Wednesday, January 29, 2014

Brief history how I got here

I have worked in the IT industry for many years and continue to be impressed how rapidly this industry is changing and how difficult it is to keep up with changes and continue to practice our skills.

My father was a shoemaker and so was his father before him. Most of their work was spent on repairing outworn leather shoes with primitive tools, not designing or building them. The work was lonely and time-consuming, but it allowed them to be independent craftsmen and business operators.

Mind you, when they first started in their trade, they were taught all the necessary skills, including making new shoes. But in practice, each discovered, in their own time, that selling new shoes and making them were different skill sets, and their strength was in making, rather than selling. Thus, their livelihood became dependent on repairing shoes.

My career in IT has followed a similar path. I learned my technical skills to design and build software solutions in school, and I sharpened my skills in the workforce. In those early years, every large corporation maintained and funded their own internal staff of programmers and business analysts who developed software for internal use and provided opportunities for their employers to be ahead of their competition. The IT job market was hot and you were always guaranteed of a job.

Then a change swept through IT. Business solutions providers such as IBM and SAP, saw that there were many internal application that were very similar in their design and programming, especially in vertical markets such as insurance, banking, manufacturing, etc. Internally developed systems became dinosaurs within the IT industry, and off the shelf solutions from these providers became the new norm. Companies no longer sought programmers and business analysts for developing internal solutions; instead they sent their RFP's (Request for Proposal) to these solutions providers and selected the solution that met their requirements. If there were any internal staff remaining, they would not develop any new solutions, but become trained in the vendor's solution to act as technical liaisons between their employer and the vendor. Programming was no longer a hot skill, demand for programmers dropped, and job titles such as "systems analyst" and "programmer/analyst" disappeared.

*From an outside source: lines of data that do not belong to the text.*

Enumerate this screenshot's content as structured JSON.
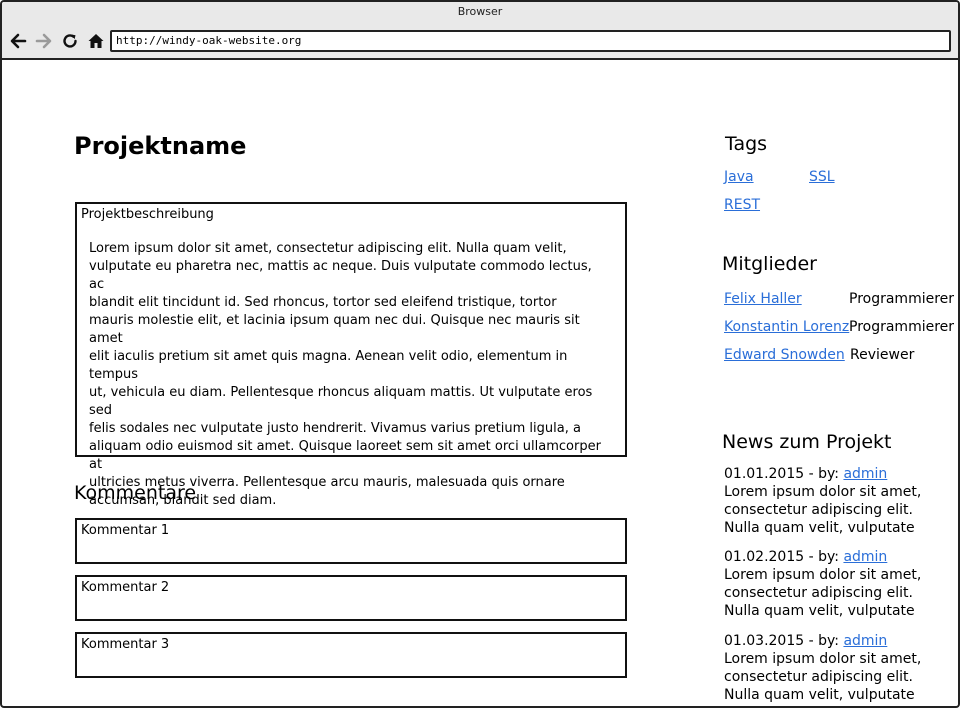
{
  "window": {
    "title": "Browser"
  },
  "browser": {
    "url": "http://windy-oak-website.org"
  },
  "page": {
    "title": "Projektname",
    "description_label": "Projektbeschreibung",
    "description_lines": [
      "Lorem ipsum dolor sit amet, consectetur adipiscing elit. Nulla quam velit,",
      "vulputate eu pharetra nec, mattis ac neque. Duis vulputate commodo lectus, ac",
      "blandit elit tincidunt id. Sed rhoncus, tortor sed eleifend tristique, tortor",
      "mauris molestie elit, et lacinia ipsum quam nec dui. Quisque nec mauris sit amet",
      "elit iaculis pretium sit amet quis magna. Aenean velit odio, elementum in tempus",
      "ut, vehicula eu diam. Pellentesque rhoncus aliquam mattis. Ut vulputate eros sed",
      "felis sodales nec vulputate justo hendrerit. Vivamus varius pretium ligula, a",
      "aliquam odio euismod sit amet. Quisque laoreet sem sit amet orci ullamcorper at",
      "ultricies metus viverra. Pellentesque arcu mauris, malesuada quis ornare",
      "accumsan, blandit sed diam."
    ],
    "comments_heading": "Kommentare",
    "comments": [
      "Kommentar 1",
      "Kommentar 2",
      "Kommentar 3"
    ]
  },
  "sidebar": {
    "tags_heading": "Tags",
    "tags": [
      "Java",
      "SSL",
      "REST"
    ],
    "members_heading": "Mitglieder",
    "members": [
      {
        "name": "Felix Haller",
        "role": "Programmierer"
      },
      {
        "name": "Konstantin Lorenz",
        "role": "Programmierer"
      },
      {
        "name": "Edward Snowden",
        "role": "Reviewer"
      }
    ],
    "news_heading": "News zum Projekt",
    "news": [
      {
        "date": "01.01.2015 - by:",
        "author": "admin",
        "lines": [
          "Lorem ipsum dolor sit amet,",
          "consectetur adipiscing elit.",
          "Nulla quam velit, vulputate"
        ]
      },
      {
        "date": "01.02.2015 - by:",
        "author": "admin",
        "lines": [
          "Lorem ipsum dolor sit amet,",
          "consectetur adipiscing elit.",
          "Nulla quam velit, vulputate"
        ]
      },
      {
        "date": "01.03.2015 - by:",
        "author": "admin",
        "lines": [
          "Lorem ipsum dolor sit amet,",
          "consectetur adipiscing elit.",
          "Nulla quam velit, vulputate"
        ]
      }
    ]
  },
  "icons": {
    "back": "arrow-left-icon",
    "forward": "arrow-right-icon",
    "reload": "reload-icon",
    "home": "home-icon"
  },
  "colors": {
    "link": "#2a6ed8",
    "chrome": "#e9e9e9"
  }
}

It was during this period of change that I opted to leave the security of employment and become an independent contractor; and why not? My "per diem" compensation increased, along with contracts in a variety of industries and technologies. I didn't make the jump with my eyes closed. I worked for a consulting firm for a couple of years, learned the business model, and decided to try it on my own. I became a valued member in projects which required all the skills I enjoyed: programming, business analysis, project planning/management. Each contract had a different emphasis on these skills and the variety of contracts ensured that I could practice and be current with my skills set.

After 20 years of contract work, I began to experience a slowdown in opportunities, a downgrade in billable rates, and a shallowness in the quality of opportunities. In the early years, I would have agents and companies calling me for contract work; now I had to call them and could no longer expect the contract rates that I had experienced in the past. Something had changed, but it was not clear to me, exactly what, until I discovered that the work was being outsourced abroad, to India, Romania, Russia, anywhere the labour costs were significantly lower than in Canada.

Time for another change. Rather than looking to develop new systems, I focused on integrating systems with each other; in other words, cobbling them together. Hence the title of this blog.

A story about adapting to change which you may find interesting!